Czwartkowe spotkanie z lokalnymi teatrami

BYSTRZYCA KŁODZKA (inf. wł.). O tym, że miasteczko od kilku lat teatrem stoi wie coraz większa rzesza osób. Jednak dalej są czynione działania na rzecz zdobywania kolejnych sympatyków, z których co niektórzy może pójdą np. w ślady miejscowej aktorki Pauliny Kajdanowicz. To ona założyła Teatr Razy Dwa, stający się kuźnią scenicznych talentów. Także ona z gronem przychylnych sobie ludzi i instytucji, w tym Bystrzyckim Ośrodkiem Kultury i Sportu, wypełnia wydarzenia, jak choćby "Kulturalne Czwartki". Ten z 18 bm. przyniósł kilka odsłon właśnie teatralnych.


- Akcję z prezentowaniem tego, co Teatr Razy Dwa daje środowisku zapoczątkowała w tamtym roku ówczesna dyrektorka ośrodka kultury Ewelina Walczak. Powiedziała, że skoro jesteśmy my, a i w okolicy działają podobne grupy, np. Akademia Wyobraźni, to z powodzeniem możemy wypełnić programem któryś z letnich czwartków. A ponieważ się spodobało, to i w tym roku jesteśmy obecni na bystrzyckim rynku - mówi Paulina Kajdanowicz. - Mamy, jako teatr, czym się pochwalić. Choćby tym, że ten nasz rozwój widać w uczestnikach zajęć teatralnych, głównie w grupie dziecięcej. Z niej sporo moich pierwszych dzieci teatralnych przeszło do grupy młodzieżowej, w której chcą dalej się doskonalić. Widać to np. po Staszku utożsamiającym się z bystrzyckim teatrem. Dla niego jest to sposób na fantastyczne spędzenie wolnego czasu, na kreatywność, poszerzanie więzi z rówieśnikami z kręgu sceny. Razem czują się doskonale, co też widać podczas ich prezentacji artystycznych...

Dziecięca grupa teatralna miała swoje kilkanaście minut przed widownią zebraną przy ratuszu, przyszedł też czas na grupę młodzieżową. W międzyczasie nie zabrakło form tanecznych oraz spektaklu przygotowanego przez Akademię Wyobraźni. Jej twórca Paweł Pawlik przyznał, że w dorobku tego lądeckiego lalkowego teatru jest ponad tysiąc przedstawień...

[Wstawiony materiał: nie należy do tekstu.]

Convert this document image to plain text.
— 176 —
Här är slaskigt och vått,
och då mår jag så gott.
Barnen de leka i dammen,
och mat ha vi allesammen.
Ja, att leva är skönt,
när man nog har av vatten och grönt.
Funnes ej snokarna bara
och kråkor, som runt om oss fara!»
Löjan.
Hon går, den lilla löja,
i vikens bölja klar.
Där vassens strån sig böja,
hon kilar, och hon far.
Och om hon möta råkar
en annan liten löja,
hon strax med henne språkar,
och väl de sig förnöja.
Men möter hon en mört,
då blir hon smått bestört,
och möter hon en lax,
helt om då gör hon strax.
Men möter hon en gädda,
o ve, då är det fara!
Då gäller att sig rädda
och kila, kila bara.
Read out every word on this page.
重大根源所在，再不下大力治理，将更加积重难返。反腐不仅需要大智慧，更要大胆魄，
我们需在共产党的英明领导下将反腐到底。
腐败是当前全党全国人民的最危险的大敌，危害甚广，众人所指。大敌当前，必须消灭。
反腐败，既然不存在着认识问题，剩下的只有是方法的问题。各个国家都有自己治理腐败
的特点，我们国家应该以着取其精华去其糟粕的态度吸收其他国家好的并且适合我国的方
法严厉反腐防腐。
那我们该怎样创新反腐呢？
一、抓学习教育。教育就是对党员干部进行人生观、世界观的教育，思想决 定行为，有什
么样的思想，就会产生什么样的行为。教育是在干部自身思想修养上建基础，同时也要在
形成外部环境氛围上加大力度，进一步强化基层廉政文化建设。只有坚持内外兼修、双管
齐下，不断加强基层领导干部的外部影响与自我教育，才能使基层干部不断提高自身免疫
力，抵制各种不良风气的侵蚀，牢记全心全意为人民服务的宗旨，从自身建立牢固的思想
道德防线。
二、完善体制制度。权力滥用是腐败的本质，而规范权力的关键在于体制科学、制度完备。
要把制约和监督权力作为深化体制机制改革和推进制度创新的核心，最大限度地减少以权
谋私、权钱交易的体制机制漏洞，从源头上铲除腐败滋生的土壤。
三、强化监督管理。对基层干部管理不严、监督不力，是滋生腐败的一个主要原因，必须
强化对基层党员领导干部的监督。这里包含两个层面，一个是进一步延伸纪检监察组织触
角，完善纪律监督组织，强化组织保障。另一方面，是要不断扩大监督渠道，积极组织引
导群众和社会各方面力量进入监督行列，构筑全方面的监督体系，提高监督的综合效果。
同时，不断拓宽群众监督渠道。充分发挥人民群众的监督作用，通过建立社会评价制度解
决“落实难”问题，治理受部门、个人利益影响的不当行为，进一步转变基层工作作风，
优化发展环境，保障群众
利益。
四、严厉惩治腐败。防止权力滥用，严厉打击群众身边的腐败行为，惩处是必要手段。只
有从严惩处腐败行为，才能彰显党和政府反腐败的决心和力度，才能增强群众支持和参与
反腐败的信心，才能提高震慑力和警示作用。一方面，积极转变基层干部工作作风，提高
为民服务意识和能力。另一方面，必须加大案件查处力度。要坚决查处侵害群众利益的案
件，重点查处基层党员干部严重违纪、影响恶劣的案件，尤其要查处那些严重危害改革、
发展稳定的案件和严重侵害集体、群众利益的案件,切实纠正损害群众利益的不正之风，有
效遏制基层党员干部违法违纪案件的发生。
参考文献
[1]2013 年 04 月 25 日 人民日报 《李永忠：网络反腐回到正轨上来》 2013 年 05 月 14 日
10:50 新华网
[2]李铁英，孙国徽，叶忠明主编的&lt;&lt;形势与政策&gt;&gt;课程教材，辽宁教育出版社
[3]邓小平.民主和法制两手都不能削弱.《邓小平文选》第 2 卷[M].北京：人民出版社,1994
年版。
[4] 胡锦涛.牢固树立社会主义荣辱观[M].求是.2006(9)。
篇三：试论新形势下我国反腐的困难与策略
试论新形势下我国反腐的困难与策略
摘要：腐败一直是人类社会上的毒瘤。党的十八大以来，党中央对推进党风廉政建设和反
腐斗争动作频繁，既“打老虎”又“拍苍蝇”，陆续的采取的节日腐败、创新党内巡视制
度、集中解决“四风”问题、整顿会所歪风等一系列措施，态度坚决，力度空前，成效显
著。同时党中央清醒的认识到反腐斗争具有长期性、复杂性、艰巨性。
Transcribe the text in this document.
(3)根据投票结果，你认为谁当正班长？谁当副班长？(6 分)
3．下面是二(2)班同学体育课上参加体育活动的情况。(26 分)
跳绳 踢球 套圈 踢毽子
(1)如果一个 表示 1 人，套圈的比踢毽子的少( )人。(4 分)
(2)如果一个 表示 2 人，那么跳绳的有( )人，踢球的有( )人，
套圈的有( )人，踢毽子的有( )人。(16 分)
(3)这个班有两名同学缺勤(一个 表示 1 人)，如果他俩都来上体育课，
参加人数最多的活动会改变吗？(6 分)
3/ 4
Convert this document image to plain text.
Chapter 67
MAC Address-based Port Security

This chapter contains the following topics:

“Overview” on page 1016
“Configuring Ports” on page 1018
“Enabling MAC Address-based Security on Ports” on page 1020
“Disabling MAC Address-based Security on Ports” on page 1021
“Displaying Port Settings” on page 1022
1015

Wielu bystrzyczan i ich goście na rynku spędziło przyjemnie kilka godzin; "Czwartek Teatralny" obfitował też w kramy i urządzenia zabawowe. Dla p. Pauliny wydarzenie było kolejnym przyczynkiem do jej pracy doktorskiej, którą chce poświęcić powstaniu i działalności Teatru Razy Dwa. Zamierza pokazać, w jaki sposób teatr społeczny, w małej miejscowości, a taką jest Bystrzyca Kłodzka, integruje, aktywizuje, edukuje. My możemy napisać w ten sposób, że z korzyścią dla wszystkich.